Folha de S. Paulo


Médico precisa ter cuidado até para dar boa notícia

Christopher Hubenthal/U.S. Air Force

Em outubro passado, recebi o diagnóstico de um pequeno nódulo na vesícula durante ultrassom de abdome de rotina. Nada muito assustador exceto o fato de a minha mãe ter morrido três meses antes de um câncer primário nesse mesmo órgão, com metástase no fígado.

Eu e minha médica decidimos repetir o exame seis meses depois para ver como o nódulo havia se comportado. Caso tivesse aumentado ou mudado de formato, faria uma cirurgia para retirar a vesícula.

Na semana passada, repeti o ultrassom de abdome com uma certa apreensão. Ao passar o transdutor na região da vesícula, a médica se deteve no local. Passou o aparelho várias vezes. "Segura a respiração, agora solta." "Vira de lado, agora do outro". Nesse meio tempo, falava baixinho com a assistente.

Depois de alguns minutos e nada de dar prosseguimento na análise de outros órgãos, perguntei à médica se havia algo errado com a vesícula. "Ao final a gente conversa", ela respondeu. Engoli o choro.

É claro que não ela fazia ideia (e continua não fazendo) do impacto que essas palavras iriam me causar. As três semanas terríveis entre o diagnóstico do câncer da minha mãe a morte dela voltaram a me assombrar. Na minha cabeça só passava o pior. Naquela hora, de nada valeu o arsenal de informações que eu tinha sobre o câncer que levou a minha mãe e o fato de o tumor não ter origem genética.

Após examinar os outros órgãos, a médica deixou a sala e voltou dizendo que repetiria a análise da vesícula, aumentando ainda mais a minha apreensão. Após mais alguns minutos, ela disse: "Não fique assustada, mas é que não estou encontrando o nódulo que o exame anterior havia detectado. A sua vesícula tá ótima, não tem nada". Chorei de alívio.

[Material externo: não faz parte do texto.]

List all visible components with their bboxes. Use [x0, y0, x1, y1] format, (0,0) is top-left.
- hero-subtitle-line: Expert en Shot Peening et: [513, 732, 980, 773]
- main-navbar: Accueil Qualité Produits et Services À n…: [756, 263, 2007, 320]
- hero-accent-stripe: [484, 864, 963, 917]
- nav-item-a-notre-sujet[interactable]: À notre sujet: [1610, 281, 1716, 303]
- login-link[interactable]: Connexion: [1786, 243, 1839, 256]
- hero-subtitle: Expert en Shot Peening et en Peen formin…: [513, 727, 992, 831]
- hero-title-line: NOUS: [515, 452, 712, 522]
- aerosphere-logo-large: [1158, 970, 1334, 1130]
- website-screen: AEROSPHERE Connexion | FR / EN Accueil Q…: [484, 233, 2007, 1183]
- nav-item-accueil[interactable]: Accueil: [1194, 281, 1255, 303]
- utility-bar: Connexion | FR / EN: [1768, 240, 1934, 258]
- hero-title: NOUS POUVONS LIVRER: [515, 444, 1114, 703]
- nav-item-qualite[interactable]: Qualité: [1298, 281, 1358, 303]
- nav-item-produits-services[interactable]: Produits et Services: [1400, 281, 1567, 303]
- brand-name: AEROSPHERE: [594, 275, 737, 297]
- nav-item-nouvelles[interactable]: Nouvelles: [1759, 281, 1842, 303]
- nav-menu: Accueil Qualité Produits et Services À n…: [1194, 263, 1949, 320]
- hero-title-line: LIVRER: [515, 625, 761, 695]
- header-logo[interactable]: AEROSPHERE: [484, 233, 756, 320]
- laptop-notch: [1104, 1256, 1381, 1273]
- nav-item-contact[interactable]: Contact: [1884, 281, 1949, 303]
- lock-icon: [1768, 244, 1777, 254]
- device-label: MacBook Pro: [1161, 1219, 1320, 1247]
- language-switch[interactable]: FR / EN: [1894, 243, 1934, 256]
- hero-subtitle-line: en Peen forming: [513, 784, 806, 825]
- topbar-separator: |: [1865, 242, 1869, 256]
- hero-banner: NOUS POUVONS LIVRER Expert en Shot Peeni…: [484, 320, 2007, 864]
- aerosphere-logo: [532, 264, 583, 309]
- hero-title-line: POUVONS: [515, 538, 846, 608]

Ela não entendeu nada. Eu também me calei sobre a razão das lágrimas. Claro que ninguém tem a obrigação de conhecer de antemão as suscetibilidades do paciente, mas penso que ainda há muito o que avançar na comunicação de notícias (as ruins e as boas também).

O meu caso não é nada diante de tantas histórias que já ouvi e escrevi, mas me fez lembrar delas. De uma amiga febril que ouviu de um infectologista que ela tinha leucemia (sem ao menos os olhar os exames) a um oncologista que, diante da recidiva do câncer da paciente, decretou a sua morte dizendo mais ou menos assim: "Aproveite o seu filho enquanto há tempo". Detalhe: o filho, de oito anos, estava do lado dela.

Há histórias que de tão bizarras parecem inverossímeis. Uma leitora me contou que certa vez um especialista em reprodução humana disse que ela não engravidaria naturalmente porque, aos 41 anos, não era mais "aquela Brastemp".

Dentro das instituições de saúde, existem várias iniciativas com o intuito de melhorar a comunicação entre médicos e pacientes. Algumas envolvem até encenações com atores profissionais para ensinar a comunicação de más notícias. Muitas são louváveis, mas pouco adianta se o profissional desconhecer aquela velha e boa regra de ouro: trate os outros como gostaria de ser tratado, ou faça aos outros aquilo que gostaria que fizessem a você.